See text below
Canada's aboriginal leaders want the federal government to "step up to the plate" with funding and a comprehensive plan for First Nations education that addresses problems plaguing children's learning, both on and off reserve.
They're also asking the government for a "first ministers" meeting involving the prime minister, premiers and territorial leaders, as well as aboriginal affairs ministers and representatives, to determine the best way to teach the growing young Native population, which makes up more than half the one million First Nations people in Canada.
"The message is very clear, and it's a simple one: every First Nations child must have a guarantee to quality education. We're saying that it's time for Parliament and for this country, that we work together for a better future for First Nations and for Canada," said Shawn Atleo, national chief of the AFN.
Atleo said the gap in government funding of First Nations education compared with mainstream education has accumulated to about $2 billion since 1996 - a figure the group says it determined based on a two per cent funding cap imposed by the federal government.
First Nations children - which does not include Metis or Inuit - have significantly lower graduation rates from high school and university, Atleo said. For example, only about 49 per cent of First Nations youth graduate high school, compared with 80 per cent in the rest of Canada. The number drops to four per cent for university graduation, compared with 23 per cent in the rest of Canada, he said.
First Nations children, living both on and off reserves, have fewer resources, such as computers and libraries, he said.
A spokeswoman for Indian Affairs Minister John Duncan said since 2008, the government has invested $395 million in First Nations education, which resulted in the construction of 96 schools. She added that another 10 new schools and two major renovations were completed under the government's Economic Action Plan, and eight new school projects were undertaken under Infrastructure Canada.
Spokeswoman Michelle Yao said the government has also signed five "tripartite agreements" on education - an agreement between First Nations, the provinces and the federal government.
During question period, Duncan told the House that his party "understands the importance of education and that's why we are committed to improving it in partnership with First Nations and the provinces and territories."
"The money that we put in place through the Economic Action Plan is also achieving major, positive results for First Nations education," he said.
Vancouver Island MP Jean Crowder, the NDP's aboriginal affairs critic, blasted the Conservative government's "shameful" history on tackling the issue of First Nations education and said some agreements, such as one made in British Columbia, have not yet been funded.
Newfoundland MP Todd Russell, a Metis from Labrador, said a future Liberal government would increase funding for First Nations and eliminate the two per cent funding cap.
He said the Conservative government needs to work alongside communities to improve education.
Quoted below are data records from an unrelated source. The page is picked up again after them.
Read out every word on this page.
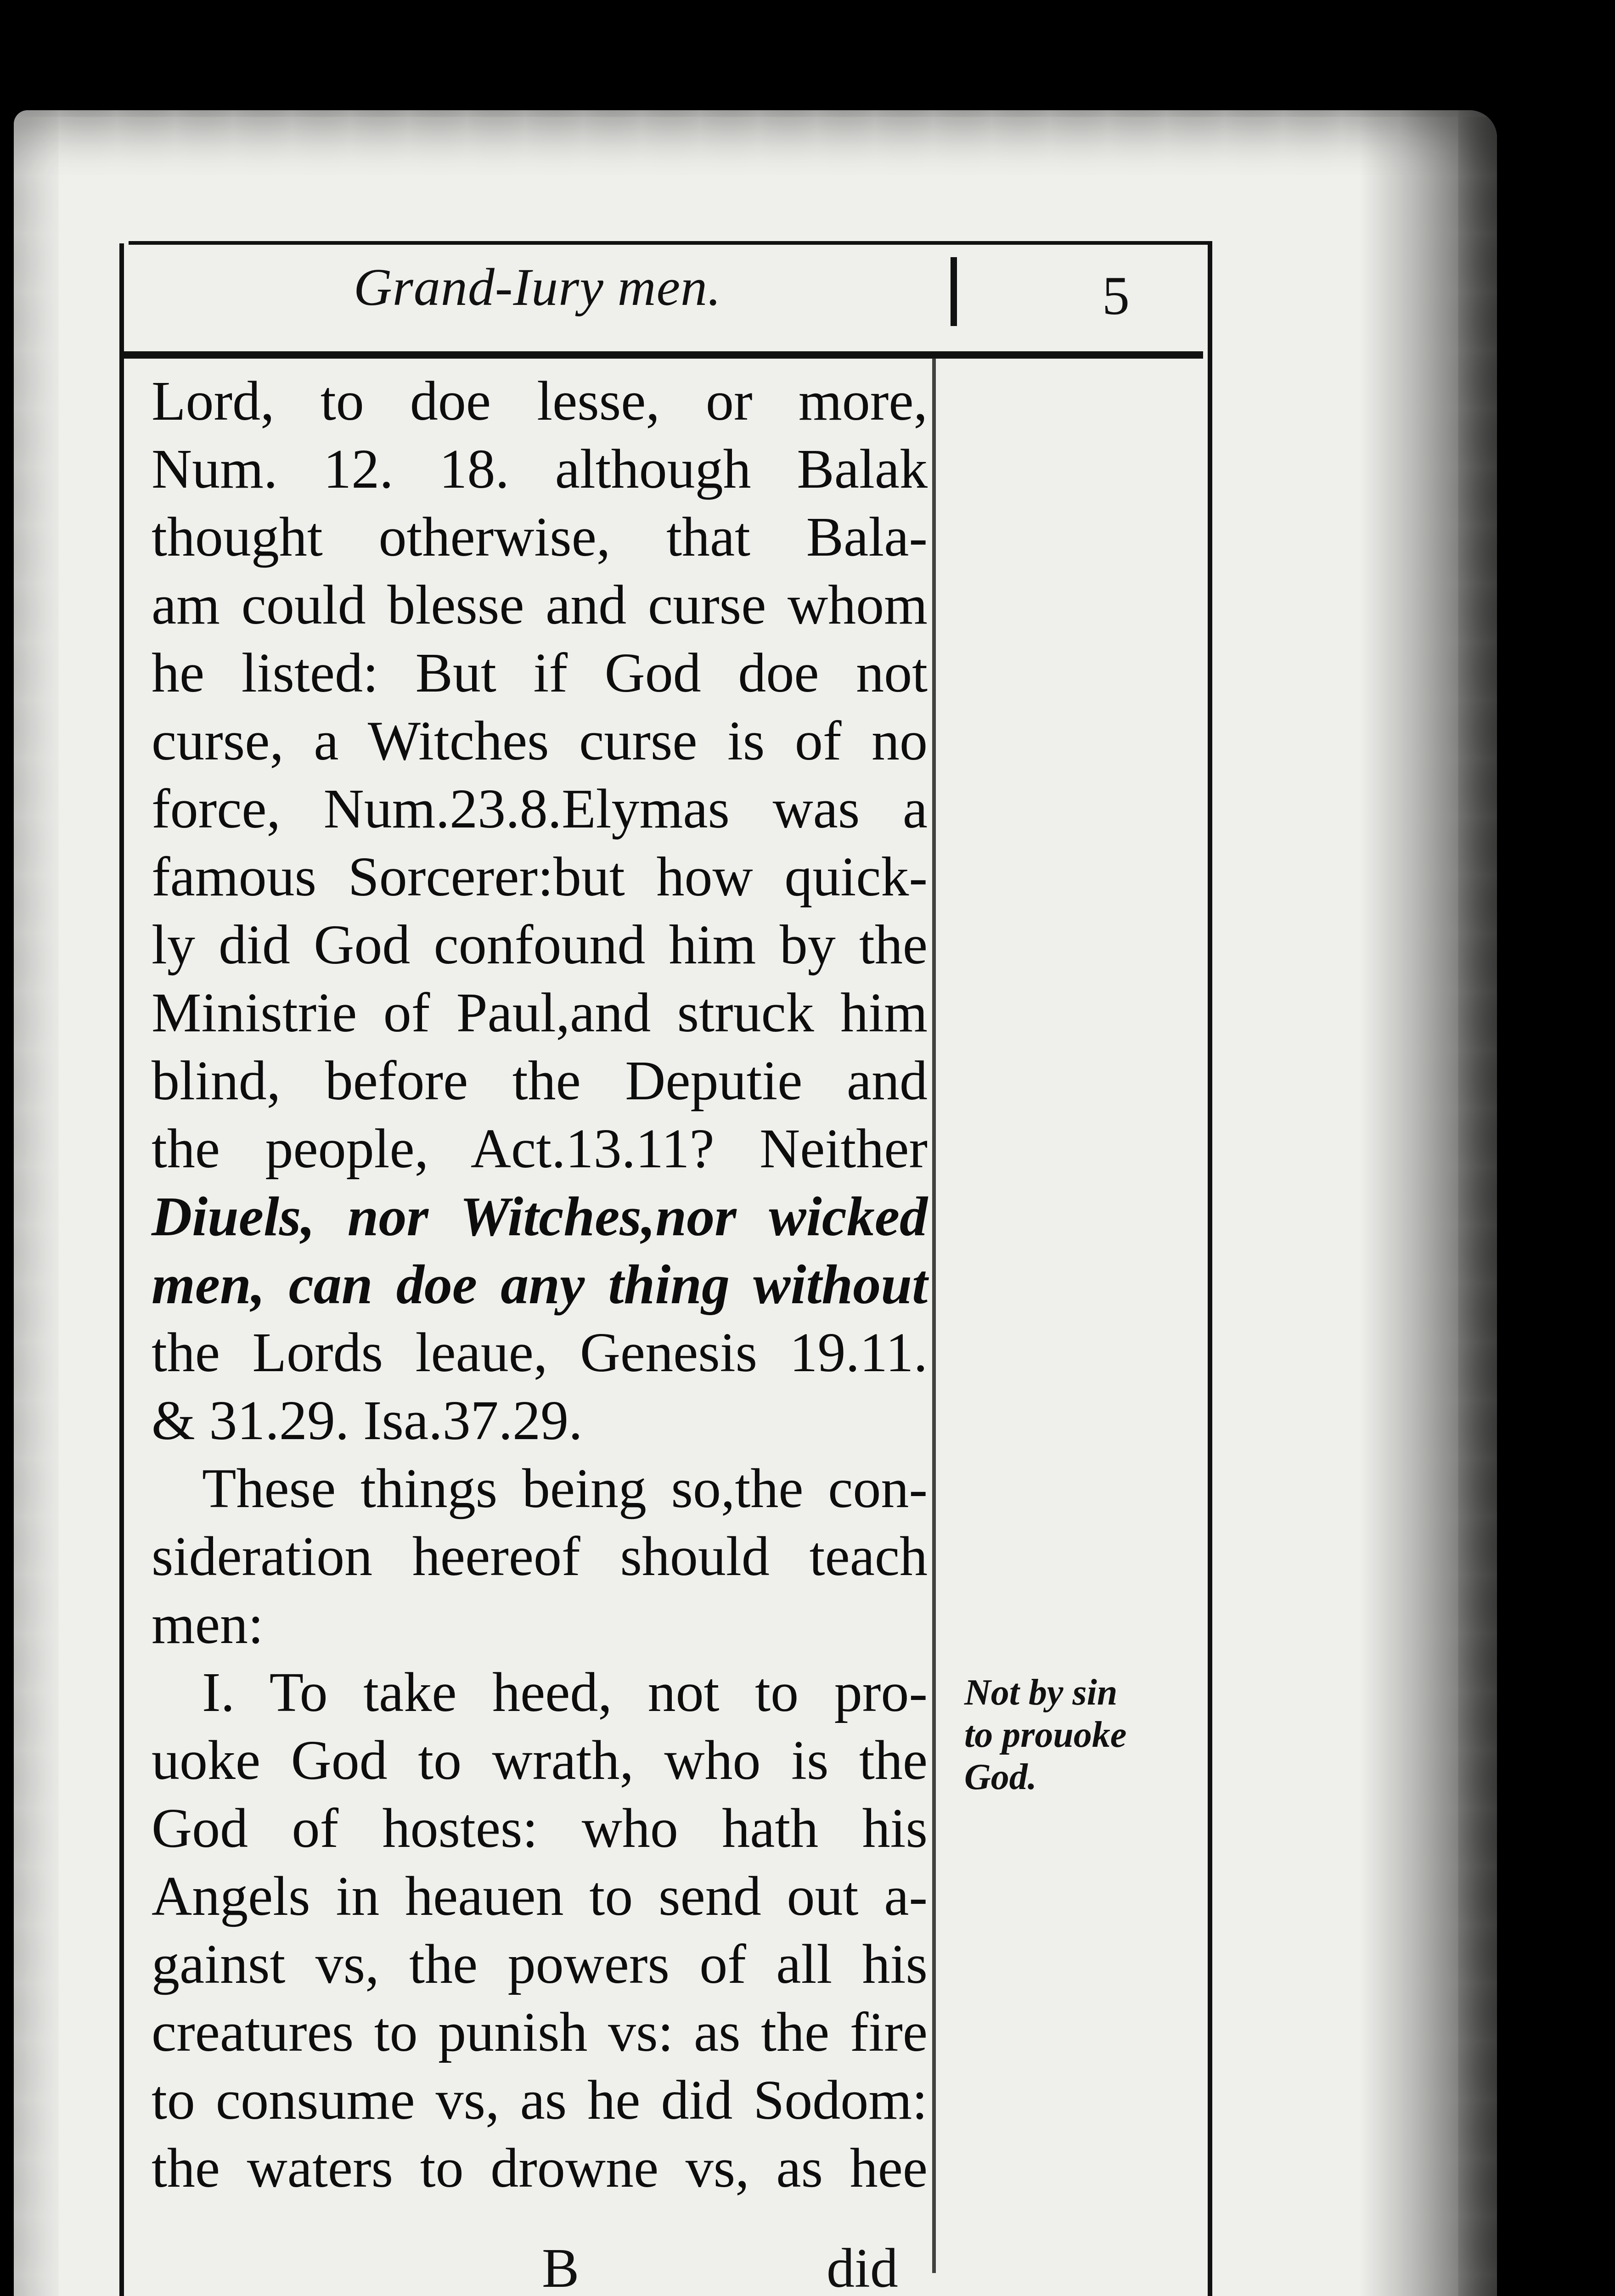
Grand-Iury men.	5
Lord, to doe lesse, or more,
Num. 12. 18. although Balak
thought otherwise, that Bala-
am could blesse and curse whom
he listed: But if God doe not
curse, a Witches curse is of no
force, Num.23.8.Elymas was a
famous Sorcerer:but how quick-
ly did God confound him by the
Ministrie of Paul,and struck him
blind, before the Deputie and
the people, Act.13.11? Neither
Diuels, nor Witches,nor wicked
men, can doe any thing without
the Lords leaue, Genesis 19.11.
& 31.29. Isa.37.29.
These things being so,the con-
sideration heereof should teach
men:
I. To take heed, not to pro-
uoke God to wrath, who is the
God of hostes: who hath his
Angels in heauen to send out a-
gainst vs, the powers of all his
creatures to punish vs: as the fire
to consume vs, as he did Sodom:
the waters to drowne vs, as hee
B	did
Not by sin
to prouoke
God.
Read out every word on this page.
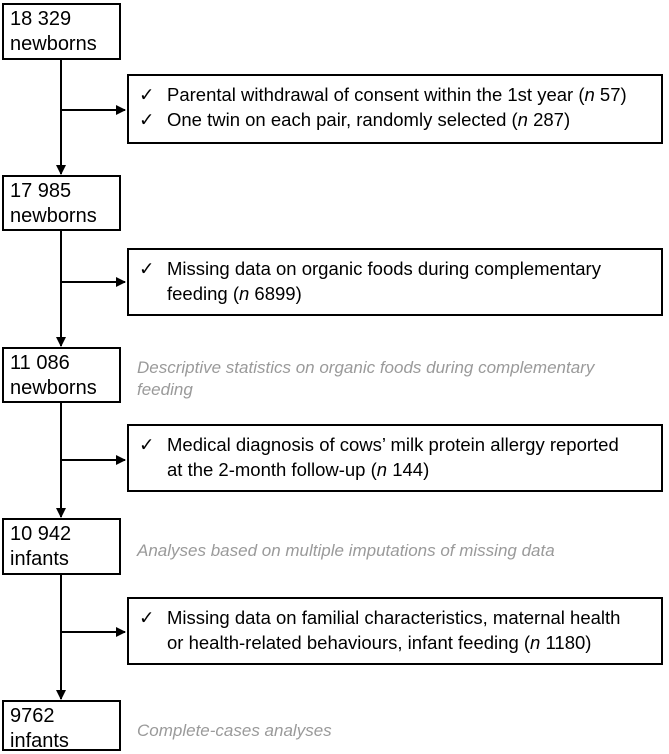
18 329
newborns
17 985
newborns
11 086
newborns
10 942
infants
9762
infants
✓ Parental withdrawal of consent within the 1st year (n 57)
✓ One twin on each pair, randomly selected (n 287)
✓ Missing data on organic foods during complementary
feeding (n 6899)
✓ Medical diagnosis of cows’ milk protein allergy reported
at the 2-month follow-up (n 144)
✓ Missing data on familial characteristics, maternal health
or health-related behaviours, infant feeding (n 1180)
Descriptive statistics on organic foods during complementary
feeding
Analyses based on multiple imputations of missing data
Complete-cases analyses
"If you listen to some of the responses from government, they're nothing but a hodgepodge of different initiatives that they have put forward. There doesn't seem to be a co-ordinated approach to resolving this particular crisis," said Russell, who planned on meeting with Atleo on Tuesday afternoon alongside Liberal leader Michael Ignatieff.
Chief Gilbert Whiteduck of the Kitigan Zibi Anishinabeg First Nation in Maniwaki, Que., said First Nations education is underfunded in his province and it receives up to 25 per cent less government money than other areas of Canada.
However, he said the problem isn't only about funding, but how the money is organized, distributed and used.
"We can't allow what's occurring in our communities to go on. The high dropout rate, the . . . issues of suicide and social problems. We know that education, quality education, will indeed make a difference, so I'm calling upon the federal government, let's do it together, let's make a difference," said Whiteduck.
He added that not all communities want "tripartite" agreements.
More than 50 First Nations chiefs met with parliamentarians, high commissioners and ambassadors in Ottawa on Tuesday and plan a demonstration on Parliament Hill on Thursday as part of the AFN "Week of Action" to address education and other issues.